Dissecting the multifaceted contribution of the mitochondrial genome to autism spectrum disorder

Autism spectrum disorder is a clinically heterogeneous class of neurodevelopmental conditions with a strong, albeit complex, genetic basis. The genetic architecture of ASD includes different genetic models, from monogenic transmission at one end, to polygenic risk given by thousands of common variants with small effects at the other end. The mitochondrial DNA was also proposed as a genetic modifier for ASD, mostly focusing on maternal mtDNA, since the paternal mitogenome is not transmitted to offspring. We extensively studied the potential contribution of mtDNA in ASD pathogenesis and risk through deep next generation sequencing and quantitative PCR in a cohort of 98 families. While the maternally-inherited mtDNA did not seem to predispose to ASD neither for haplogroups nor for the presence of pathogenic mutations, an unexpected influence of paternal mtDNA, apparently centered on haplogroup U, came from the Italian families extrapolated from the test cohort when compared to the control population.

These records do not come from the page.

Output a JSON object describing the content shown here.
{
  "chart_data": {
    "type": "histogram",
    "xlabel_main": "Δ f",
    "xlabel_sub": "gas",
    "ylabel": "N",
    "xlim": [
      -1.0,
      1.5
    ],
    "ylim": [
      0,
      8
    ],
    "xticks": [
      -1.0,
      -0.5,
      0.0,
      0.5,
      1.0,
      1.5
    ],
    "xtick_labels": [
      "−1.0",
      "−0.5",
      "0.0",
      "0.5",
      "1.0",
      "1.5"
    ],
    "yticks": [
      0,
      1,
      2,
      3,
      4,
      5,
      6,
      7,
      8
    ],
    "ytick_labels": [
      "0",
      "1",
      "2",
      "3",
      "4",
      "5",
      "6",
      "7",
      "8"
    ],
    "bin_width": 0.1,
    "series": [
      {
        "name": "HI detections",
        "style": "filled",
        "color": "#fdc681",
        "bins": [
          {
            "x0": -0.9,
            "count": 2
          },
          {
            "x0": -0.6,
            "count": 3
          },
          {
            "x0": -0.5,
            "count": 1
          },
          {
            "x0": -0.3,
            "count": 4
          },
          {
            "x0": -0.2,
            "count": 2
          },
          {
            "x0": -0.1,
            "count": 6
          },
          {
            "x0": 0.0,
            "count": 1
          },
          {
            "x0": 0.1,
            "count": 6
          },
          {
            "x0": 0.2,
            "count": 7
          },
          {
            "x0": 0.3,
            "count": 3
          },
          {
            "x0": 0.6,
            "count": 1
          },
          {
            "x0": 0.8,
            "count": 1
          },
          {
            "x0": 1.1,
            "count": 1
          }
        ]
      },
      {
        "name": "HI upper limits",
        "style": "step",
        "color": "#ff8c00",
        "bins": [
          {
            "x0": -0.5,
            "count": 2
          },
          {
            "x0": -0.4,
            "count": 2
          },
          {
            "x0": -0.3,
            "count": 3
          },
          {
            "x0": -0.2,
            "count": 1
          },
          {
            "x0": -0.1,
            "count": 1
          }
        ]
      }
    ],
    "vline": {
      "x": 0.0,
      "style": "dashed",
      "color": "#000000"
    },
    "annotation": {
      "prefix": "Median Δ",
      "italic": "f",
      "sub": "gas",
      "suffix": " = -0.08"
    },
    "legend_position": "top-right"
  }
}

However, this result was not replicated in an independent Italian cohort of 127 families. In addition, ASD probands showed a reduced mtDNA content when compared to their unaffected siblings. Multivariable regression analyses indicated that variants with low heteroplasmy in probands are associated to a greater severity of ASD based on ADOS criteria, whereas paternal superhaplogroups H and JT were associated with milder phenotypes. In conclusion, our results suggest that the mtDNA impacts on ASD, significantly modifying the phenotypic expression in the Italian population. The unexpected finding of protection induced by paternal mitogenome in term of severity may derive from a role of mtDNA in influencing the accumulation of nuclear de novo mutations or epigenetic alterations in fathers' germinal cells, affecting the neurodevelopment in the offspring. The potential impact of paternal mtDNA needs extensive confirmatory studies.